Un concert pour la paix

Au printemps, un concert au centre Garnelles réunissait Juifs, Musulmans et Chrétiens pour soutenir un projet en Terre Sainte. Morad EL HATTAB, français de confession musulmane, s’est investi personnellement dans cet événement. Il nous raconte cette expérience qui l’a profondément marqué.

par Morad EL HATTAB

On oublie trop souvent –ou on méconnaît- que religion est un mot emprunté au latin religio, dont l’étymologie est incertaine, mais que les penseurs chrétiens ont rattaché au verbereligare, qui signifie relier. Entrer en lien avec son prochain constitue, pour tout chrétien, juif ou musulman, une forme de fraternité, plus ou moins consciente ou affirmée, mais bien réelle. Les moments de grâce s’inscrivent dans cet élan –oui, cette décision collective qui intervient quand il n’y a obligation de rien ou que certaines situations prédisposent au contraire- et cette volonté de créer un égrégore où chacun apporte ce en quoi il est unique, afin que naisse une vérité : celle de l’attraction newtonienne vers la paix.

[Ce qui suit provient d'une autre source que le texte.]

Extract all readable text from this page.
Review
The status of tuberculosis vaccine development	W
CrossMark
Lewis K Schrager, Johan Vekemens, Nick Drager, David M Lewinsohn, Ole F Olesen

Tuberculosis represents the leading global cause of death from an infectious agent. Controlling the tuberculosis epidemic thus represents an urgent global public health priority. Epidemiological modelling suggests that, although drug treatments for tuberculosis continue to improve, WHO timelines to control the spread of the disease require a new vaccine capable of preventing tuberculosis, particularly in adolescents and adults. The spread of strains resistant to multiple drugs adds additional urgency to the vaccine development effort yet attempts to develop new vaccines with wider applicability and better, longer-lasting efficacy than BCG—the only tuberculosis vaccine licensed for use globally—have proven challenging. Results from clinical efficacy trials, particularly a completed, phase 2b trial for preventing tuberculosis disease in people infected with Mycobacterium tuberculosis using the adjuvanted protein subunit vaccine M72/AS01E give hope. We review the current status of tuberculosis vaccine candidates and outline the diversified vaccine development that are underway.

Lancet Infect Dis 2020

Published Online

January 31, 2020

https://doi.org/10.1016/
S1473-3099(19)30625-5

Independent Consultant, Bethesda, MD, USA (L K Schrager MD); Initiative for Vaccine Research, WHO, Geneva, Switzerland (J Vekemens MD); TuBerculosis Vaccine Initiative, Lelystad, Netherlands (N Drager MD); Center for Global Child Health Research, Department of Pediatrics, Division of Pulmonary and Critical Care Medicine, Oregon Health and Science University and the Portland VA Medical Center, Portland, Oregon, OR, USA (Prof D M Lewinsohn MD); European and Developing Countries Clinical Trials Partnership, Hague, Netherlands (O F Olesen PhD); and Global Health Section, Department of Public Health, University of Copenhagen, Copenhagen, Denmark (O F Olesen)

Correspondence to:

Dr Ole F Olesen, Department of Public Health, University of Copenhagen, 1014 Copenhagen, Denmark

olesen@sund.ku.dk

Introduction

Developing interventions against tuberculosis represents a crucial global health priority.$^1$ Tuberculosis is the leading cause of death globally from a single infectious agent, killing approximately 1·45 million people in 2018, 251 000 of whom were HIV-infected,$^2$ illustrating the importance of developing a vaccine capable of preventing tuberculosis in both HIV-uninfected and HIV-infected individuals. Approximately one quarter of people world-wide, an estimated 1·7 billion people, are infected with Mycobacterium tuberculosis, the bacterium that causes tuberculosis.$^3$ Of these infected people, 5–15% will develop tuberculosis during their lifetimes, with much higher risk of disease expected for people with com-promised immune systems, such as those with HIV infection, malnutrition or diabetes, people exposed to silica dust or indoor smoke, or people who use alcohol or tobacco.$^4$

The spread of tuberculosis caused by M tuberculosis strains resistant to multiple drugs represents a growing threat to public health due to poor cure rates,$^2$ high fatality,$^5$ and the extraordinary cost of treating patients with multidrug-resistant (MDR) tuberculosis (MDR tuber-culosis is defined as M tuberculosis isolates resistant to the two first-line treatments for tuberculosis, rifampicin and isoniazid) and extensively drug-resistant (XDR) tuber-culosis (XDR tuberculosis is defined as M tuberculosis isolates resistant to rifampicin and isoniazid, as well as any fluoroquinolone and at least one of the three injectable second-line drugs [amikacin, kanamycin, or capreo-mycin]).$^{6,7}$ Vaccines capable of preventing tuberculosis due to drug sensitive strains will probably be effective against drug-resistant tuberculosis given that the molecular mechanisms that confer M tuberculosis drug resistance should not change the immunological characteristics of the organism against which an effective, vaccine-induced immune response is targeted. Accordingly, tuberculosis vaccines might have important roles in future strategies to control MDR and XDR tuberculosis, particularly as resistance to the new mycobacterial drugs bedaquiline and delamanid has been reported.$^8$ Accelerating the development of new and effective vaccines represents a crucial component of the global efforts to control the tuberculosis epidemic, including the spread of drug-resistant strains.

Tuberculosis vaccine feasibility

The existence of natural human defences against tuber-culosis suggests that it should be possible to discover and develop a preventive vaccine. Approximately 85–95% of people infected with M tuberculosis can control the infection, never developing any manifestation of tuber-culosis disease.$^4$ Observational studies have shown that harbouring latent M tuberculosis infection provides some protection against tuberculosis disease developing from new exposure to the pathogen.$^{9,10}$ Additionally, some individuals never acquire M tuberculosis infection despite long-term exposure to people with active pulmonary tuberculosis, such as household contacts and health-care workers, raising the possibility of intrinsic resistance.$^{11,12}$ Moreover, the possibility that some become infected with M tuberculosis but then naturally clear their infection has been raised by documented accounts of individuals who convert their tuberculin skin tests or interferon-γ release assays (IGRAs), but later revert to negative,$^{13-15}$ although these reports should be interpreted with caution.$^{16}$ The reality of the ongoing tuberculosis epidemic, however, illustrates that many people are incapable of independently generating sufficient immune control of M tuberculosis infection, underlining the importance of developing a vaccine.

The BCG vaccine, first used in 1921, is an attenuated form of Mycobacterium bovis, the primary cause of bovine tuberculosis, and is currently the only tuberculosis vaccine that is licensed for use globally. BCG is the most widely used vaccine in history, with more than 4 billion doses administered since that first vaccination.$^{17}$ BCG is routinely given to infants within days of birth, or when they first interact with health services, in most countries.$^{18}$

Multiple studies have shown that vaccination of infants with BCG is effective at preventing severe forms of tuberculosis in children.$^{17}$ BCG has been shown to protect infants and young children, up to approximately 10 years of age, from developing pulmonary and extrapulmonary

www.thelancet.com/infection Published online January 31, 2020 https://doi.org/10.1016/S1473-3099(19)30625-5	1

Entrer en lien avec son prochain constitue, pour tout chrétien, juif ou musulman, une forme de fraternité

De quoi s’agissait-il, le 26 mars dernier, au centre Garnelles ? Précisément, de paix. Une paix en action, celle qui prévaut à la construction du projet Saxum, qui a pour vocation d’être à la fois un centre spirituel, un havre d’accueil des pèlerins en route vers Jérusalem et un centre historique Multimédia. Il revenait donc aux interprètes du concert donné en faveur de ce projet, de mettre en sonorité l’errance, cette noble incertitude qui est le signe du Cherchant, celle qui est attente de toit et de toi, et que le poète Heinrich Muller et Frantz Schubert, l’un des plus grands génies musicaux, ont su illustrer et porter à un point culminant d’humanité.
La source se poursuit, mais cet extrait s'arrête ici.